The RB Rail AS joint venture said it has signed two-year contracts with two companies to provide temporary professional staff for the project, after holding a tender.

"The goal of this contract is to engage professional staff on a temporary basis for various engineering, project management, health, safety quality, and environmental positions. The contract value is EUR 5.5 million, which is calculated based on the planned workload for the next two years in Latvia, Lithuania, and Estonia, and includes both the supplier’s and specialists’ salaries and related costs," said a RB Rail statement.

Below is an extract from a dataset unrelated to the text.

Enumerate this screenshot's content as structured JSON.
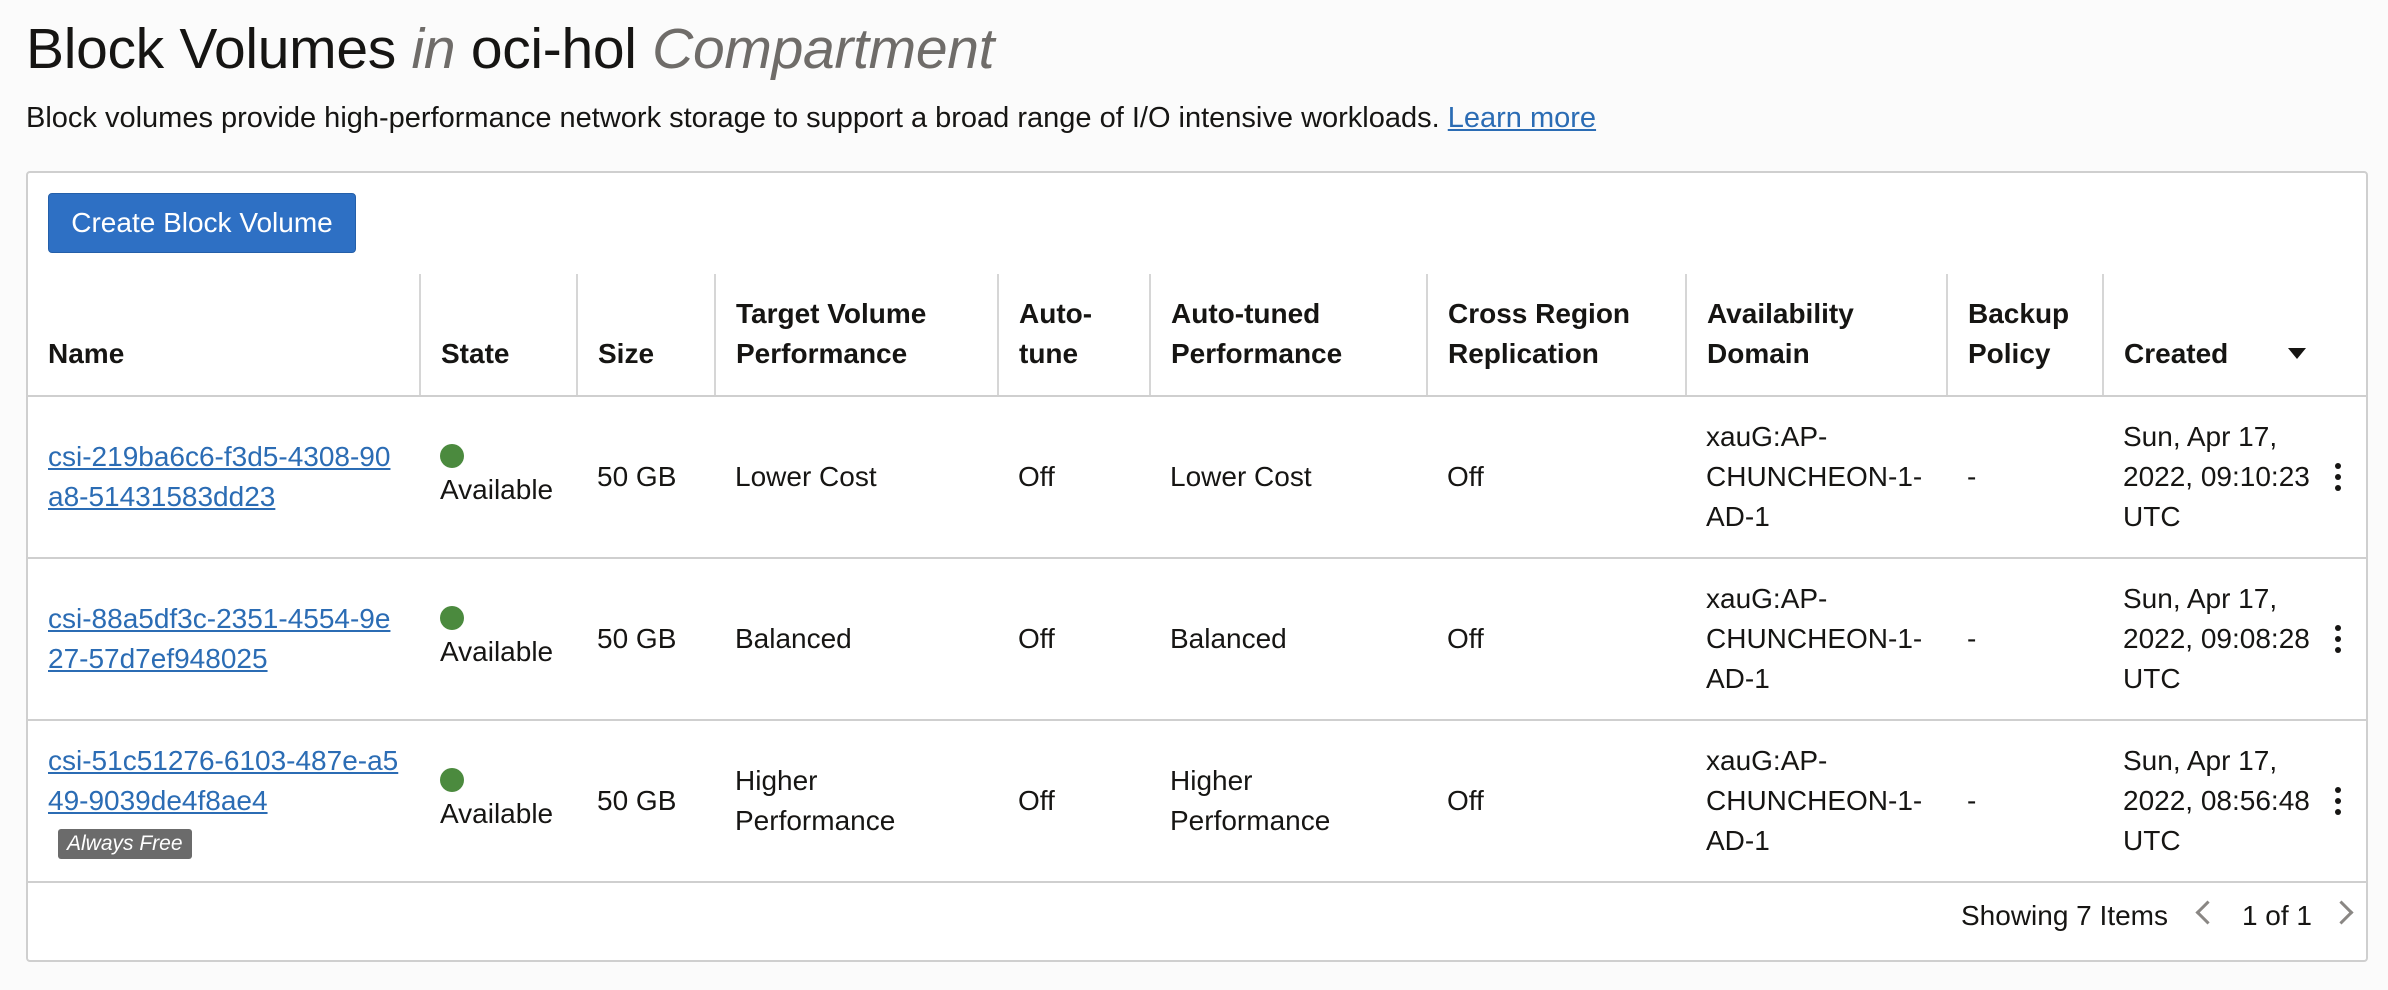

The companies in question are Linum Consult Ltd which is based near Manchester, England and is described as being "in partnership with Brunel Energy Europe BV" of the Netherlands, and another UK firm, EWI Recruitment, which is headquartered in London, the capital of England.

Briton Mark Loader, RB Rail AS Chief Program Officer said: “The need for short-term specialists is a common practice in large infrastructure projects in situations where specific one-off tasks are planned or a rapid increase in workload over a fixed period is expected. Also the selection of permanent staff for high-speed rail specialists in the Baltic States and elsewhere in Europe can take more than six months, which is why in such situations temporary specialists are involved to ensure continuous project progress and meet the deadlines.”

As previously reported by LSM, Rail Baltica is a flagship European Union project with the EU picking up 85% of the estimated 5.8 billion euro total cost and Estonia, Latvia and Lithuania picking up 5% each. Rail Baltica comes under the framework of the Connecting Europe Facility (CEF) funding instrument.